Dinthill Technical gets $500,000 for container to address space issues

BY TANESHA MUNDLE
Observer staff reporter
mundlet@jamaicaobserver.com

Wednesday, August 30, 2017

 

 

 

 

 

 

 

 

 

 

 

 

 

HELP is trickling in for Dinthill Technical High School.

Last week, the institution appealed for assistance to provide classroom space for 105 students. Yesterday, Tej Banhan, managing director of K-Ban Hardware in Linstead, St Catherine, donated $500,000 to the school to purchase the first of 12 containers that the institution is seeking to retrofit into classrooms.

 

The Jamaica Observer, in an article titled “105 students without classroom”, published on August 21, highlighted that the school needed help securing the containers in order to provide temporary classroom space for students who were sent to the institution by the Ministry of Education after it had already accepted the first batch of Grade Six Achievement Test (GSAT) students that it could accommodate.

Banhan, speaking at a handing-over ceremony at the school yesterday, said after learning of the school’s plight in the newspaper, he quickly met with his team to see how best they could assist.

“I thought that it was really a tough situation and can you imagine that as a student, that you are given an opportunity to get an education but that it might just be taken away because of the shortage of facilities.

“I feel like everybody deserves a chance so this is us trying to reach out to say, ‘Let us give them the opportunity’. I know it (the donation) is not going to go the entire way, but we hope that when people hear of this they will be inspired to come out and give assistance,” Banhan said.

He also promised the school’s executive that his company will be working to deepen the partnership with the institution and that he has already reached out to others to come on-board to support.

Already, Banhan said another company has promised to provide fans for the retrofitted classroom. He said, too, that he will be reaching out to associates to help with the provision of air-conditioning units, which the school has indicated it will also need.

 

“I am not a past student of this school, but I am a member of the community and, really and truly, it’s the community that creates everything. It’s the community why we exist and are able to employ people and support our family so we are just the facilitator; so we want to give back in any way that we can and we have always done things in the community, but nothing as extensive as this. But, as we have been able to grow, we are able to take on bigger projects and give back even more,” Banhan said.

The school’s principal, Lloyd Fearon, in response, expressed gratitude to the company on behalf of the school community for its donation and the renewal of a partnership.

“We thank you for the contribution and we know that this start that you have made will be the start that propels others to get on-board to be a part of Dinthill,” he said.
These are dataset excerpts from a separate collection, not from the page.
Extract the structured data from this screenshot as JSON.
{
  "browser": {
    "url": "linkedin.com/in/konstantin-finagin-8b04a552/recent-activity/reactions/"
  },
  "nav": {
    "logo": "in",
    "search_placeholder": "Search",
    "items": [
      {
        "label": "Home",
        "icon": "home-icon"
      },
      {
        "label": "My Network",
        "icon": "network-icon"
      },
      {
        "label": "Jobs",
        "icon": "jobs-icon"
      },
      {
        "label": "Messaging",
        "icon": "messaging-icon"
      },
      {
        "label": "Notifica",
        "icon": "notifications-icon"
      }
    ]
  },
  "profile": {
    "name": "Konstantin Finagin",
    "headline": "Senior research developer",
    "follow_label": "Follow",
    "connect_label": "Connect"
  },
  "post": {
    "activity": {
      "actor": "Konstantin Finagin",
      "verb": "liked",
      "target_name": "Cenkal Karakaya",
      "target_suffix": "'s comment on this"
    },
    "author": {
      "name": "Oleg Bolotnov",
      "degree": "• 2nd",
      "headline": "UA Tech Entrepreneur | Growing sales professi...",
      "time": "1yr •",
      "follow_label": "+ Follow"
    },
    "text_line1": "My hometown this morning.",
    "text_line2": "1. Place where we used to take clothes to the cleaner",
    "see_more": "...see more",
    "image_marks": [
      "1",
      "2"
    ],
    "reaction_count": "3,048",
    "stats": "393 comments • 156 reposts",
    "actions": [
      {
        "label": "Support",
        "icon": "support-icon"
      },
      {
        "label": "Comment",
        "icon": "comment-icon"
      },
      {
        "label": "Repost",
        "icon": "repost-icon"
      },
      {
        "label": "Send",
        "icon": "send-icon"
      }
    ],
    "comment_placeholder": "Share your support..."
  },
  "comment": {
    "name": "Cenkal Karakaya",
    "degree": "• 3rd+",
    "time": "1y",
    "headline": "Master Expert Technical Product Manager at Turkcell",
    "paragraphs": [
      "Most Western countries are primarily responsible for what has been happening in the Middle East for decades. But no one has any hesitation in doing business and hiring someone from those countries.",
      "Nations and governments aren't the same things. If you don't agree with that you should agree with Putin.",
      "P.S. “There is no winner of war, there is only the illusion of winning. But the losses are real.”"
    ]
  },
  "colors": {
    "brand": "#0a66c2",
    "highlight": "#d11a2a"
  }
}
Vice-principal Monica White, who had first raised the issue of the lack of classroom space, said since the article she has been flooded with calls from people who have expressed an interest in helping although they have not yet concretised in what ways they will be helping, but she is hopeful.

She also stated that a proposal is being done for tender to the Ministry of Education, which has also promised to renovate and transform an old bathroom on the compound into a classroom.

But when asked if the classrooms would be ready for the start of school on Monday, she said: “The classrooms won’t be. Right now I am a little bit hesitant [as to] when our children will start school, but we will be doing a phase-in orientation, so teaching won’t start until the 11th when we have done our orientation and so we are hoping by then to have some classrooms ready.”

Meanwhile communication manager at the National Water Commission, Charles Buchanan, told the Observer that the commission is in the process of donating a container to the school.

“The issue, someone brought it to our attention and it’s not unusual for the commission to assist where there is a social need, and in this case where it’s a school which is contributing so much to our youth, it wasn’t difficult for the commission to see it as something to be associated with,” he said.